L’explication de tout ceci, c’est que l’opposition d’extrême gauche et de gauche modérée sont des oppositions ou exagérées, ou rudes, ou colères, mais que ce sont des oppositions politiques, tandis que celle des doctrinaires n’est qu’une misérable intrigue.


— Un journal, qui défend le gouvernement à sa manière, prétend que le directeur de la Revue des Deux Mondes a sollicité la place occupée honorablement, depuis quarante ans, par M. Sauvo, rédacteur en chef du Moniteur. Ce journal prend occasion de cette fausse supposition pour jeter force injures à la Revue des Deux Mondes, qu’il nomme malencontreuse, et à son directeur, qu’il croit rabaisser en lui donnant le titre d’imprimeur. On pourrait faire observer aux écrivains et aux gérans du journal en question qu’ils auraient mauvaise grace à dédaigner ce titre après avoir sollicité et obtenu de M. Guizot des brevets d’imprimeur dont ils ont fait un utile usage. Mais il est des injures auxquelles on ne répond pas, et nous ne sommes pas de ceux qui pensent qu’il est bon d’être défendu et loué par toutes sortes de personnes.

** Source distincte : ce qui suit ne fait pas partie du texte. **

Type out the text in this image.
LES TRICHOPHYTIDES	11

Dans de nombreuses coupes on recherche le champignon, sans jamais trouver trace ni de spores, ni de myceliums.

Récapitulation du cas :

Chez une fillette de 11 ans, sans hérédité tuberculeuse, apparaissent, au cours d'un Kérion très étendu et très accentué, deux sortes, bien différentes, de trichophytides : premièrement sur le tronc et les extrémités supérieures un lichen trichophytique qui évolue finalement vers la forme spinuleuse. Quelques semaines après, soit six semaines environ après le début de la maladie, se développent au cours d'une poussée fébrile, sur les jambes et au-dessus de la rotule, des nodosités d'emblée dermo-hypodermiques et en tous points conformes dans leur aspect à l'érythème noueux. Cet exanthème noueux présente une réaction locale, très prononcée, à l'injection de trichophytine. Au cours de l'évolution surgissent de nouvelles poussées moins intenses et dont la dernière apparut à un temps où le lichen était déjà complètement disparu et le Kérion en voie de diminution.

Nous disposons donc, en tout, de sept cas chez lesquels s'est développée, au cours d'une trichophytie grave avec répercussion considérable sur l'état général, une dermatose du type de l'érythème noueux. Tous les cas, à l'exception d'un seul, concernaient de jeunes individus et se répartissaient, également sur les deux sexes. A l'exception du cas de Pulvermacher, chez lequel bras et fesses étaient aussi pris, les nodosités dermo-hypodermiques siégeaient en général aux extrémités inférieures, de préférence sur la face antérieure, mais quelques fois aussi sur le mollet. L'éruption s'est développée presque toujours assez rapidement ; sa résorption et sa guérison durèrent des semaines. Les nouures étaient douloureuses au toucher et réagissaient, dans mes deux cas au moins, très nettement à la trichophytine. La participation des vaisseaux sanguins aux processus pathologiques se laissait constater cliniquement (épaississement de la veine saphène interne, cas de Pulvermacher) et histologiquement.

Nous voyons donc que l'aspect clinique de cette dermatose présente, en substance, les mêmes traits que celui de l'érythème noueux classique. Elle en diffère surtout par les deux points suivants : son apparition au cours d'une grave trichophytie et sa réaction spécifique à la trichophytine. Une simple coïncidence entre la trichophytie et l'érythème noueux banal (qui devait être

Quant à l’épithète de malencontreuse, donnée à la polémique de la Revue des Deux Mondes, nous ferons observer qu’une feuille malencontreuse pour le gouvernement qu’elle défendrait serait celle où l’on prônerait l’alliance de la France avec la Russie en déclamant contre l’alliance anglaise, où l’on attaquerait le parti constitutionnel en Espagne et le gouvernement de la reine pour exalter les carlistes espagnols, et où l’on trouverait, comme on a pu le voir il y a deux jours, des articles orangistes qui semblent appeler la restauration du gouvernement néerlandais en Belgique. Que sont, en réalité, des défenseurs qui ne donnent ni force, ni considération ?

Quant au Moniteur, il est faux d’abord que M. Buloz ait jamais ambitionné la place de M. Sauvo, lequel est, comme nous le savons, plus attristé que personne des éloges qu’on lui a donnés pour mieux injurier un autre. Puis, il est très exact, comme on l’a dit, que l’insertion dans le Moniteur d’un article contre le préfet de la Corse, et d’un passage du journal la France dirigé contre le gouvernement, a dû attirer l’attention du ministère sur la rédaction de la feuille officielle, et le faire penser à se garantir de pareilles erreurs. Le fait est positif, et nous en garantissons l’exactitude. D’où vient donc l’humeur du journal en question ? Ne serait-ce pas de ce que le fondateur de ce journal avait proposé au gouvernement de lui accorder l’entreprise du Moniteur, dont il voulait faire un journal à meilleur marché que le journal à bon marché dont il est l’inventeur ? Toute mutation qui dérangerait ce projet lui semblerait-elle fâcheuse ? Mais quel ministère pourrait consentir à laisser faire du journal officiel une spéculation mercantile, et une association par commandite ? Ces sortes d’entreprises ont des chances étranges : voyez plutôt celle de Saint-Bérain.